Integrantes da ala bolsonarista do partido avaliam que Lula pode aparecer na frente de Bolsonaro nas pesquisas. Argumentam que há no ar um ambiente de perdão ao petista, para muitos vítima de injustiça, e que, além de patinar no cenário econômico, Bolsonaro errou na condução da pandemia.

DISCURSO REFORÇADO

O presidente, por sua vez, viu na decisão a chance de sair do foco das críticas e atacar. Aliados avaliam que a elegibilidade de Lula dá uma cara ao “inimigo” e reforça o discurso de que a “ameaça comunista” está viva, o que entusiasma a militância.

Ontem, a estratégia de reforçar o discurso contra o PT já começou a ser colocada em prática. Sem mencionar a decisão de Fachin ou Lula, Bolsonaro publicou nas redes sociais: “Ninguém vence uma maratona se não estiver preparado.
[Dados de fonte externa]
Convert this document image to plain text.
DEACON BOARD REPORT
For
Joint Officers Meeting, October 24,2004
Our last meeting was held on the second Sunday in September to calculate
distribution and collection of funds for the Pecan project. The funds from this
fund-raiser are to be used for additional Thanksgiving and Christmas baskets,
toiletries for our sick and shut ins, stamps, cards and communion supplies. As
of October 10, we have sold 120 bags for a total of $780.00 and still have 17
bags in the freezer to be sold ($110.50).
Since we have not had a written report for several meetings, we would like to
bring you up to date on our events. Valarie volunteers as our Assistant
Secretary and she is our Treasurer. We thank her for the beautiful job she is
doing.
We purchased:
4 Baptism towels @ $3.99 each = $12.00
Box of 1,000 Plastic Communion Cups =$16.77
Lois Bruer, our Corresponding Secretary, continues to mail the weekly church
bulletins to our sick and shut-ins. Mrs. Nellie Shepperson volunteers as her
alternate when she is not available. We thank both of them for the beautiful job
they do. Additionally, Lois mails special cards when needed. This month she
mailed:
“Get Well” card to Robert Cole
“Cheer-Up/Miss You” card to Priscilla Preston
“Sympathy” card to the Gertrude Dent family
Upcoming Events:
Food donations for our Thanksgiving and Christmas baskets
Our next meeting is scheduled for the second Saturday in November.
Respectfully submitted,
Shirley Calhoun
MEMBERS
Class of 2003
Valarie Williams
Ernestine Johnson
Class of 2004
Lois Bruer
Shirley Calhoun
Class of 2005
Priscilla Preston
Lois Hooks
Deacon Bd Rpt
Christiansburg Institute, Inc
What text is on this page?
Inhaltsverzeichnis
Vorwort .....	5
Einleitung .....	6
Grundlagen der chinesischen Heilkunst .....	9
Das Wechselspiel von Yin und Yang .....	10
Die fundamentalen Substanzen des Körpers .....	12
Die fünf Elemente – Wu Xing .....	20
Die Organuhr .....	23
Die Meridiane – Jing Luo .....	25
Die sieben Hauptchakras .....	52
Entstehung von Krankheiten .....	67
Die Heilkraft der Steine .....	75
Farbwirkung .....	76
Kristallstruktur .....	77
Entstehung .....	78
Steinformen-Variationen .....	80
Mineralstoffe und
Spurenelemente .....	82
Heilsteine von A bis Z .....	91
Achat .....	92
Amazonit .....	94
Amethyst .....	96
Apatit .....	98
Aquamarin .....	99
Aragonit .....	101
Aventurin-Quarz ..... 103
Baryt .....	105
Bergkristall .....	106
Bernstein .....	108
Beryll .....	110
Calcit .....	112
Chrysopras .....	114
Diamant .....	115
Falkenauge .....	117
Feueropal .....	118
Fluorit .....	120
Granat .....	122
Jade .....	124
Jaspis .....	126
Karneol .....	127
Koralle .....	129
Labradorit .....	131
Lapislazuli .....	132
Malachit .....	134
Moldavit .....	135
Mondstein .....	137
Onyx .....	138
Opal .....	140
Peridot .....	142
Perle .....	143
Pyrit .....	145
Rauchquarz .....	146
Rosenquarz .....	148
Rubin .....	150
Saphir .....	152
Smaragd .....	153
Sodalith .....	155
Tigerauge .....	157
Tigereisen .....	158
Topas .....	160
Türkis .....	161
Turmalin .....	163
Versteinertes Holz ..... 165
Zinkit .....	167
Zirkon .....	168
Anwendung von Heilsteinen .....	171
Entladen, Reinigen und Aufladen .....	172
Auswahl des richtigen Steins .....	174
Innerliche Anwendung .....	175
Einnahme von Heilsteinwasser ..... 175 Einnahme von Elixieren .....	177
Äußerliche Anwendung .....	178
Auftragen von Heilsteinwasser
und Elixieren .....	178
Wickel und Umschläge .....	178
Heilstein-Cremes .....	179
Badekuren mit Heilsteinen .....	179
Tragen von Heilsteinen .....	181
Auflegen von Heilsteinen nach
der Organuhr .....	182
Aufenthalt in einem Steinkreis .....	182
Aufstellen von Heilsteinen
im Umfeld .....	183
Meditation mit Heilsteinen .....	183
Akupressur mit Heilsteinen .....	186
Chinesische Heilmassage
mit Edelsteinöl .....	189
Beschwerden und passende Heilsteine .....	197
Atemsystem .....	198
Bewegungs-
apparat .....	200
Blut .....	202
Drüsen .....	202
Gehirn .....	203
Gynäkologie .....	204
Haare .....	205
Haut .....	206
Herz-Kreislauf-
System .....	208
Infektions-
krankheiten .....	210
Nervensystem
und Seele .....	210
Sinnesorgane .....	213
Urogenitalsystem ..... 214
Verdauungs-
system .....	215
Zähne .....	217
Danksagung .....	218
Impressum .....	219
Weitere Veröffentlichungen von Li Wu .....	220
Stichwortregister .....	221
Aos que teimam em desunir lembre-se que existe algo a perder mais que a própria vida: a liberdade”. As frases foram acompanhadas de um vídeo antigo, gravado em dezembro de 2019 em Palmas (TO), em que o presidente inicia o discurso dizendo que não “é fácil assumir o Brasil com uma crise ética, moral e econômica”.

Para um integrante do governo, a elegibilidade de Lula é, para o bolsonarismo, a volta da figura do “vilão” ao jogo político e gera o “sentimento de injustiça na população”. Para um interlocutor do Planalto que acompanha as tratativas sobre reeleição em 2022, Bolsonaro se beneficia porque Lula também “divide a esquerda e oxigena a narrativa da direita”, além de a polarização ser benéfica por reduzir o espaço para uma candidatura alternativa.

Em paralelo, o presidente vai fazer uma pequena inflexão em seus discursos sobre a pandemia. A estratégia agora é destacar a compra de vacinas e tentar emplacar que o governo federal não teria se omitido no tema, apesar dos seguidos atrasos no cronograma de imunização.